Kadang ada yang beralibi bahwa semestinya merekalah yang mengalah demi menghormati orang yang berpuasa. Semestinya wanita yang berhadats itu memasak saja di rumahnya, tak perlu membeli ke warung sehingga tidak ada keperluan membuka warung.
Namun bagaimana jika hal itu dikenakan kepada orang sakit?
Saya pernah sakit di kost-an di Depok. Saat itu saya belum menikah. Saya tidak bisa memasak karena memang tidak ada dapur di kost-an mahasiswa itu. Dari sana saya jadi tahu gunanya kedai nasi dibuka di siang hari. Karena saya jadi bisa memesan makanan dari warung saat saya sakit itu. Jangan suruh memasak, boro-boro memasak, untuk duduk saja berkunang-kunang.
Perjalanan bersentuhan dengan liyan makin sering terjadi kala mendapat tugas dinas keluar kota di saat Ramadhan. Kebetulan, sering dapat rekan tugas dari kalangan non muslim. Di situ, saya belajar menghargai mereka karena makan siang ketika Ramadhan. Pernah suatu kali dia ragu untuk makan siang karena sungkan kepada saya yang muslim. Tapi saya menyelesaikan keraguannya itu dengan turut makan siang bareng dengannya.
Tidak hanya perkara dengan non muslim, apabila berjumpa dengan muslim pun saya mulai menyadari bahwa ada perbedaan pandangan fiqh tentang status puasa dalam perjalanan. Ada yang mengatakan bahwa sebaiknya tetap berpuasa selagi kuat. Ada juga yang berpandangan sebaiknya tidak berpuasa meskipun masih kuat. Dan ada yang berpandangan bahwa secara otomatis puasa mereka terbatal dengan sendirinya walaupun merasa kuat.

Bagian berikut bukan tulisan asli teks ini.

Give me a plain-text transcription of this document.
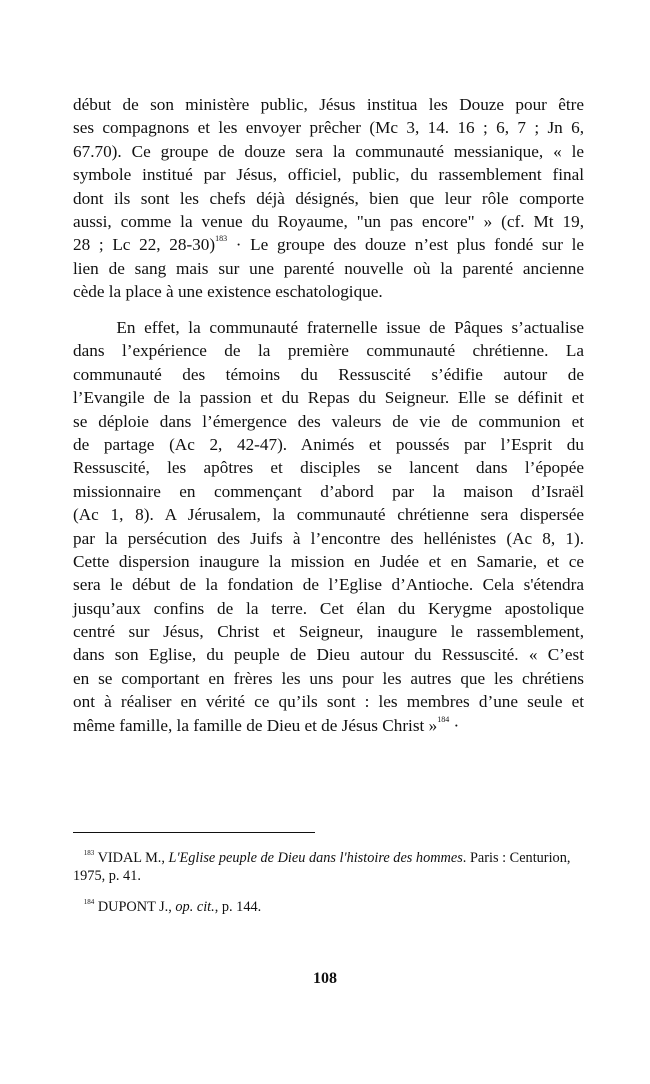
début de son ministère public, Jésus institua les Douze pour être
ses compagnons et les envoyer prêcher (Mc 3, 14. 16 ; 6, 7 ; Jn 6,
67.70). Ce groupe de douze sera la communauté messianique, « le
symbole institué par Jésus, officiel, public, du rassemblement final
dont ils sont les chefs déjà désignés, bien que leur rôle comporte
aussi, comme la venue du Royaume, "un pas encore" » (cf. Mt 19,
28 ; Lc 22, 28-30)$^{183}$ · Le groupe des douze n’est plus fondé sur le
lien de sang mais sur une parenté nouvelle où la parenté ancienne
cède la place à une existence eschatologique.
En effet, la communauté fraternelle issue de Pâques s’actualise
dans l’expérience de la première communauté chrétienne. La
communauté des témoins du Ressuscité s’édifie autour de
l’Evangile de la passion et du Repas du Seigneur. Elle se définit et
se déploie dans l’émergence des valeurs de vie de communion et
de partage (Ac 2, 42-47). Animés et poussés par l’Esprit du
Ressuscité, les apôtres et disciples se lancent dans l’épopée
missionnaire en commençant d’abord par la maison d’Israël
(Ac 1, 8). A Jérusalem, la communauté chrétienne sera dispersée
par la persécution des Juifs à l’encontre des hellénistes (Ac 8, 1).
Cette dispersion inaugure la mission en Judée et en Samarie, et ce
sera le début de la fondation de l’Eglise d’Antioche. Cela s'étendra
jusqu’aux confins de la terre. Cet élan du Kerygme apostolique
centré sur Jésus, Christ et Seigneur, inaugure le rassemblement,
dans son Eglise, du peuple de Dieu autour du Ressuscité. « C’est
en se comportant en frères les uns pour les autres que les chrétiens
ont à réaliser en vérité ce qu’ils sont : les membres d’une seule et
même famille, la famille de Dieu et de Jésus Christ »$^{184}$ ·
$^{183}$ VIDAL M., L'Eglise peuple de Dieu dans l'histoire des hommes. Paris : Centurion, 1975, p. 41.
$^{184}$ DUPONT J., op. cit., p. 144.
108
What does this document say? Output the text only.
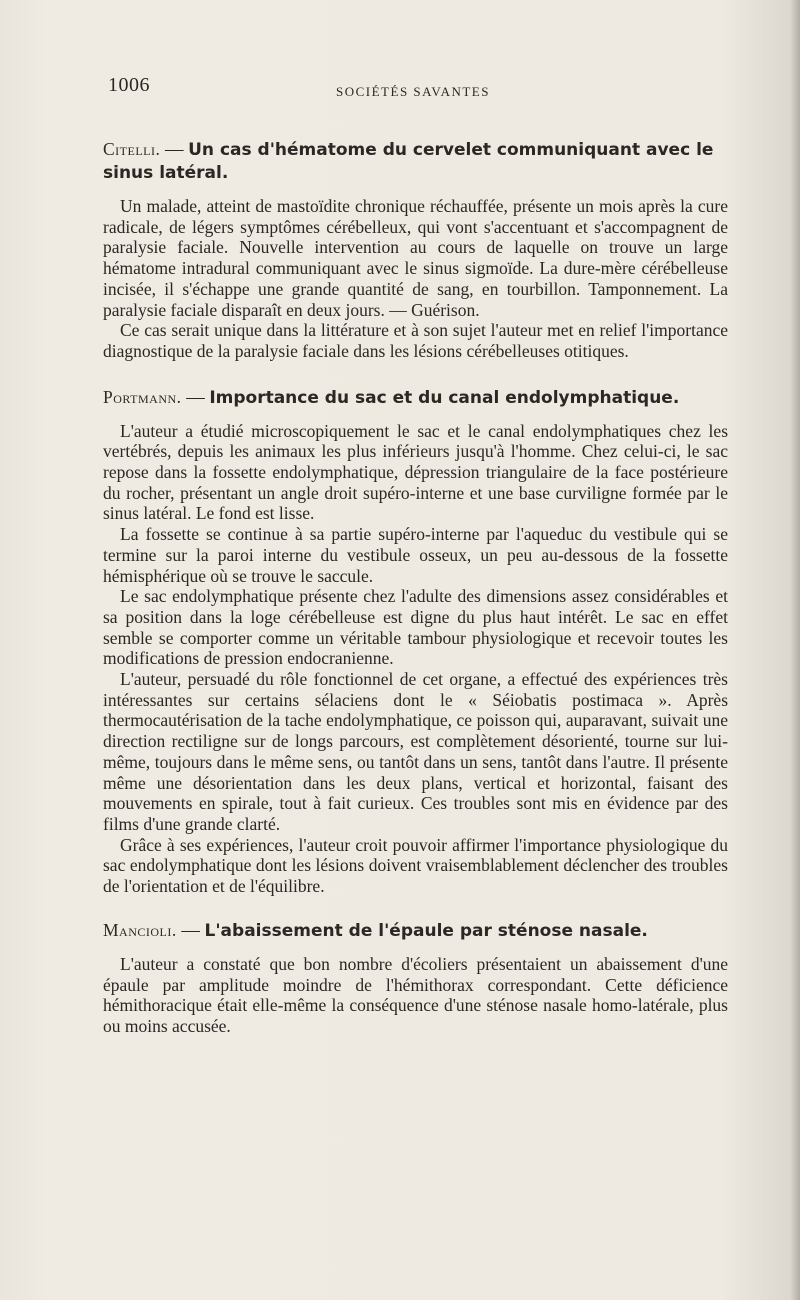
1006	SOCIÉTÉS SAVANTES
Citelli. — Un cas d'hématome du cervelet communiquant avec le sinus latéral.

Un malade, atteint de mastoïdite chronique réchauffée, présente un mois après la cure radicale, de légers symptômes cérébelleux, qui vont s'accentuant et s'accompagnent de paralysie faciale. Nouvelle intervention au cours de laquelle on trouve un large hématome intradural communiquant avec le sinus sigmoïde. La dure-mère cérébelleuse incisée, il s'échappe une grande quantité de sang, en tourbillon. Tamponnement. La paralysie faciale disparaît en deux jours. — Guérison.

Ce cas serait unique dans la littérature et à son sujet l'auteur met en relief l'importance diagnostique de la paralysie faciale dans les lésions cérébelleuses otitiques.

Portmann. — Importance du sac et du canal endolymphatique.

L'auteur a étudié microscopiquement le sac et le canal endolymphatiques chez les vertébrés, depuis les animaux les plus inférieurs jusqu'à l'homme. Chez celui-ci, le sac repose dans la fossette endolymphatique, dépression triangulaire de la face postérieure du rocher, présentant un angle droit supéro-interne et une base curviligne formée par le sinus latéral. Le fond est lisse.

La fossette se continue à sa partie supéro-interne par l'aqueduc du vestibule qui se termine sur la paroi interne du vestibule osseux, un peu au-dessous de la fossette hémisphérique où se trouve le saccule.

Le sac endolymphatique présente chez l'adulte des dimensions assez considérables et sa position dans la loge cérébelleuse est digne du plus haut intérêt. Le sac en effet semble se comporter comme un véritable tambour physiologique et recevoir toutes les modifications de pression endocranienne.

L'auteur, persuadé du rôle fonctionnel de cet organe, a effectué des expériences très intéressantes sur certains sélaciens dont le « Séiobatis postimaca ». Après thermocautérisation de la tache endolymphatique, ce poisson qui, auparavant, suivait une direction rectiligne sur de longs parcours, est complètement désorienté, tourne sur lui-même, toujours dans le même sens, ou tantôt dans un sens, tantôt dans l'autre. Il présente même une désorientation dans les deux plans, vertical et horizontal, faisant des mouvements en spirale, tout à fait curieux. Ces troubles sont mis en évidence par des films d'une grande clarté.

Grâce à ses expériences, l'auteur croit pouvoir affirmer l'importance physiologique du sac endolymphatique dont les lésions doivent vraisemblablement déclencher des troubles de l'orientation et de l'équilibre.

Mancioli. — L'abaissement de l'épaule par sténose nasale.

L'auteur a constaté que bon nombre d'écoliers présentaient un abaissement d'une épaule par amplitude moindre de l'hémithorax correspondant. Cette déficience hémithoracique était elle-même la conséquence d'une sténose nasale homo-latérale, plus ou moins accusée.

Semua ragam itu berujung pada satu pemahaman, bahwa dibutuhkan kedai nasi yang buka di siang hari untuk memenuhi kebutuhan orang itu.

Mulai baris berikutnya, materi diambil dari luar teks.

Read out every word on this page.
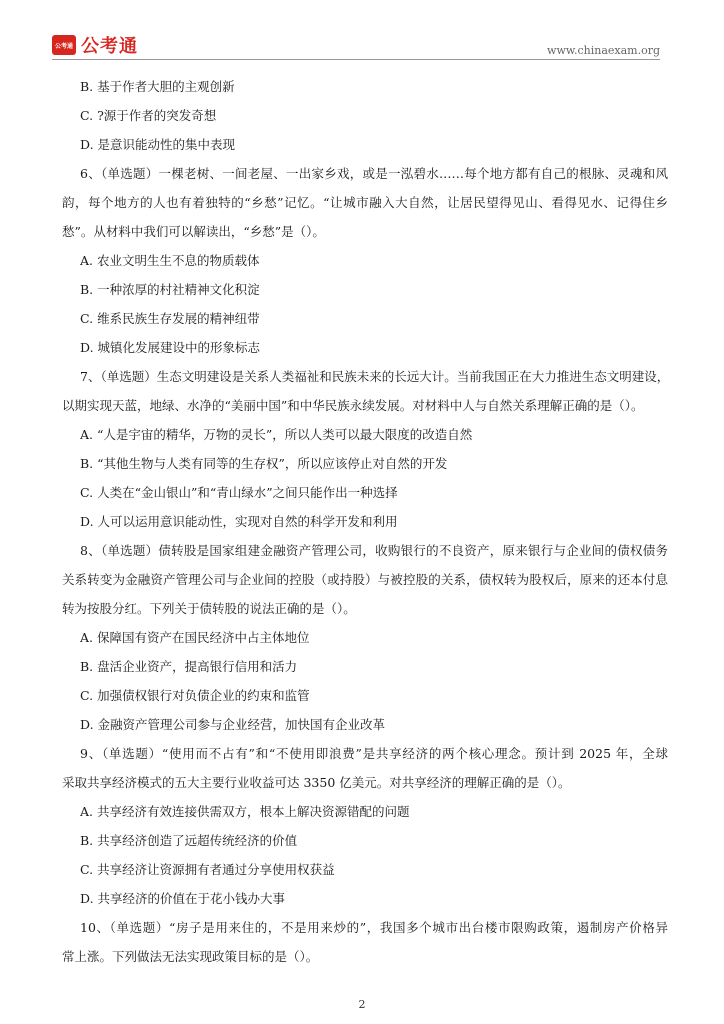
公考通 公考通	www.chinaexam.org
B. 基于作者大胆的主观创新
C. ?源于作者的突发奇想
D. 是意识能动性的集中表现
6、（单选题）一棵老树、一间老屋、一出家乡戏，或是一泓碧水……每个地方都有自己的根脉、灵魂和风
韵，每个地方的人也有着独特的“乡愁”记忆。“让城市融入大自然，让居民望得见山、看得见水、记得住乡
愁”。从材料中我们可以解读出，“乡愁”是（）。
A. 农业文明生生不息的物质载体
B. 一种浓厚的村社精神文化积淀
C. 维系民族生存发展的精神纽带
D. 城镇化发展建设中的形象标志
7、（单选题）生态文明建设是关系人类福祉和民族未来的长远大计。当前我国正在大力推进生态文明建设，
以期实现天蓝，地绿、水净的“美丽中国”和中华民族永续发展。对材料中人与自然关系理解正确的是（）。
A. “人是宇宙的精华，万物的灵长”，所以人类可以最大限度的改造自然
B. “其他生物与人类有同等的生存权”，所以应该停止对自然的开发
C. 人类在“金山银山”和“青山绿水”之间只能作出一种选择
D. 人可以运用意识能动性，实现对自然的科学开发和利用
8、（单选题）债转股是国家组建金融资产管理公司，收购银行的不良资产，原来银行与企业间的债权债务
关系转变为金融资产管理公司与企业间的控股（或持股）与被控股的关系，债权转为股权后，原来的还本付息
转为按股分红。下列关于债转股的说法正确的是（）。
A. 保障国有资产在国民经济中占主体地位
B. 盘活企业资产，提高银行信用和活力
C. 加强债权银行对负债企业的约束和监管
D. 金融资产管理公司参与企业经营，加快国有企业改革
9、（单选题）“使用而不占有”和“不使用即浪费”是共享经济的两个核心理念。预计到 2025 年，全球
采取共享经济模式的五大主要行业收益可达 3350 亿美元。对共享经济的理解正确的是（）。
A. 共享经济有效连接供需双方，根本上解决资源错配的问题
B. 共享经济创造了远超传统经济的价值
C. 共享经济让资源拥有者通过分享使用权获益
D. 共享经济的价值在于花小钱办大事
10、（单选题）“房子是用来住的，不是用来炒的”，我国多个城市出台楼市限购政策，遏制房产价格异
常上涨。下列做法无法实现政策目标的是（）。
2
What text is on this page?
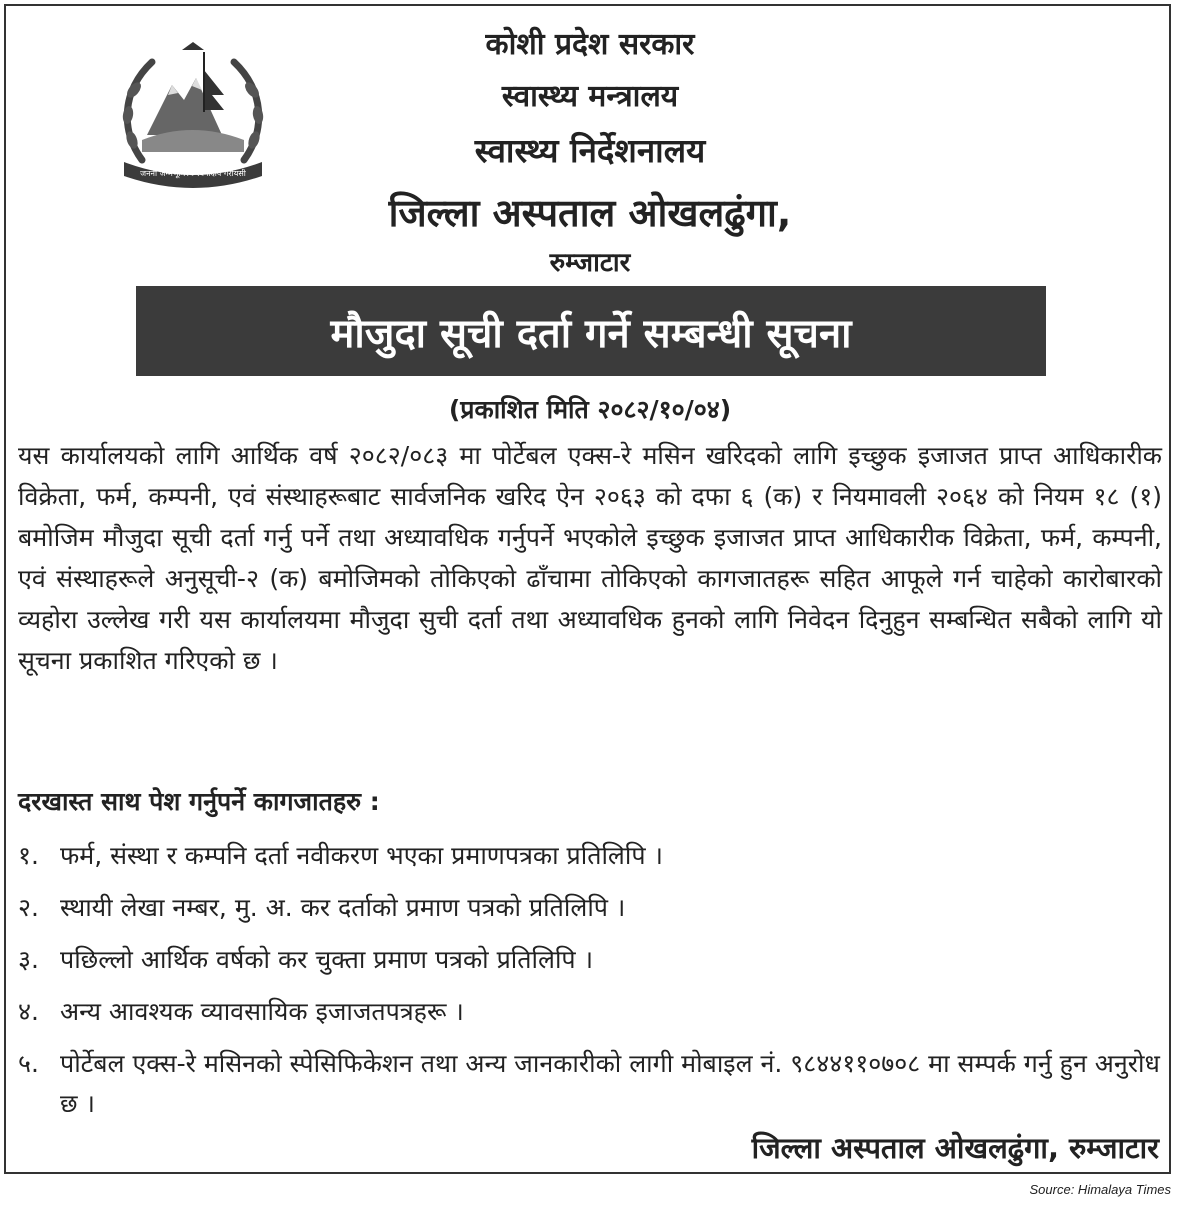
जननी जन्मभूमिश्च स्वर्गादपि गरीयसी
कोशी प्रदेश सरकार
स्वास्थ्य मन्त्रालय
स्वास्थ्य निर्देशनालय
जिल्ला अस्पताल ओखलढुंगा,
रुम्जाटार
मौजुदा सूची दर्ता गर्ने सम्बन्धी सूचना
(प्रकाशित मिति २०८२/१०/०४)
यस कार्यालयको लागि आर्थिक वर्ष २०८२/०८३ मा पोर्टेबल एक्स-रे मसिन खरिदको लागि इच्छुक इजाजत प्राप्त आधिकारीक विक्रेता, फर्म, कम्पनी, एवं संस्थाहरूबाट सार्वजनिक खरिद ऐन २०६३ को दफा ६ (क) र नियमावली २०६४ को नियम १८ (१) बमोजिम मौजुदा सूची दर्ता गर्नु पर्ने तथा अध्यावधिक गर्नुपर्ने भएकोले इच्छुक इजाजत प्राप्त आधिकारीक विक्रेता, फर्म, कम्पनी, एवं संस्थाहरूले अनुसूची-२ (क) बमोजिमको तोकिएको ढाँचामा तोकिएको कागजातहरू सहित आफूले गर्न चाहेको कारोबारको व्यहोरा उल्लेख गरी यस कार्यालयमा मौजुदा सुची दर्ता तथा अध्यावधिक हुनको लागि निवेदन दिनुहुन सम्बन्धित सबैको लागि यो सूचना प्रकाशित गरिएको छ ।
दरखास्त साथ पेश गर्नुपर्ने कागजातहरु :
१. फर्म, संस्था र कम्पनि दर्ता नवीकरण भएका प्रमाणपत्रका प्रतिलिपि ।
२. स्थायी लेखा नम्बर, मु. अ. कर दर्ताको प्रमाण पत्रको प्रतिलिपि ।
३. पछिल्लो आर्थिक वर्षको कर चुक्ता प्रमाण पत्रको प्रतिलिपि ।
४. अन्य आवश्यक व्यावसायिक इजाजतपत्रहरू ।
५. पोर्टेबल एक्स-रे मसिनको स्पेसिफिकेशन तथा अन्य जानकारीको लागी मोबाइल नं. ९८४४११०७०८ मा सम्पर्क गर्नु हुन अनुरोध छ ।
जिल्ला अस्पताल ओखलढुंगा, रुम्जाटार
Source: Himalaya Times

Sejak saat itu, saya selalu berhusnuzhan bila melihat orang yang membuka kedai nasinya di siang hari dan apabila melihat ada orang yang makan di situ di siang hari pula.
**
Suatu kali di Waikabubak, Pulau Sumba, saya masuk ke rumah makan padang selepas tengah hari. Saya lihat pelayan rumah makan itu tengah makan siang. Dia orang Padang asli. Kami berbincang dengan santai seputar pengalamannya di rantau.
Setelah dirasa agak akrab, berbekal ilmu kala di madrasah, saya pun menasihatinya agar berpuasa. Karena percuma jauh-jauh merantau tapi ibadah tertinggal. Dia mengangguk.
Esoknya di siang yang terik saya datang lagi. Ternyata dia sedang berpuasa mengikuti nasihat saya. Hari itu ia berpuasa sambil menahan godaan aroma rempah masakan padang. Saya senang karena dia mendengarkan nasihat saya.
Saking senangnya, saya langsung masuk ke dalam, duduk di meja nomor sekian, dan memesan nasi gulai tunjang. Cahaya matahari yang menyengat membuat hidangan itu akan terasa segar bila dinikmati dengan segelas es teh manis.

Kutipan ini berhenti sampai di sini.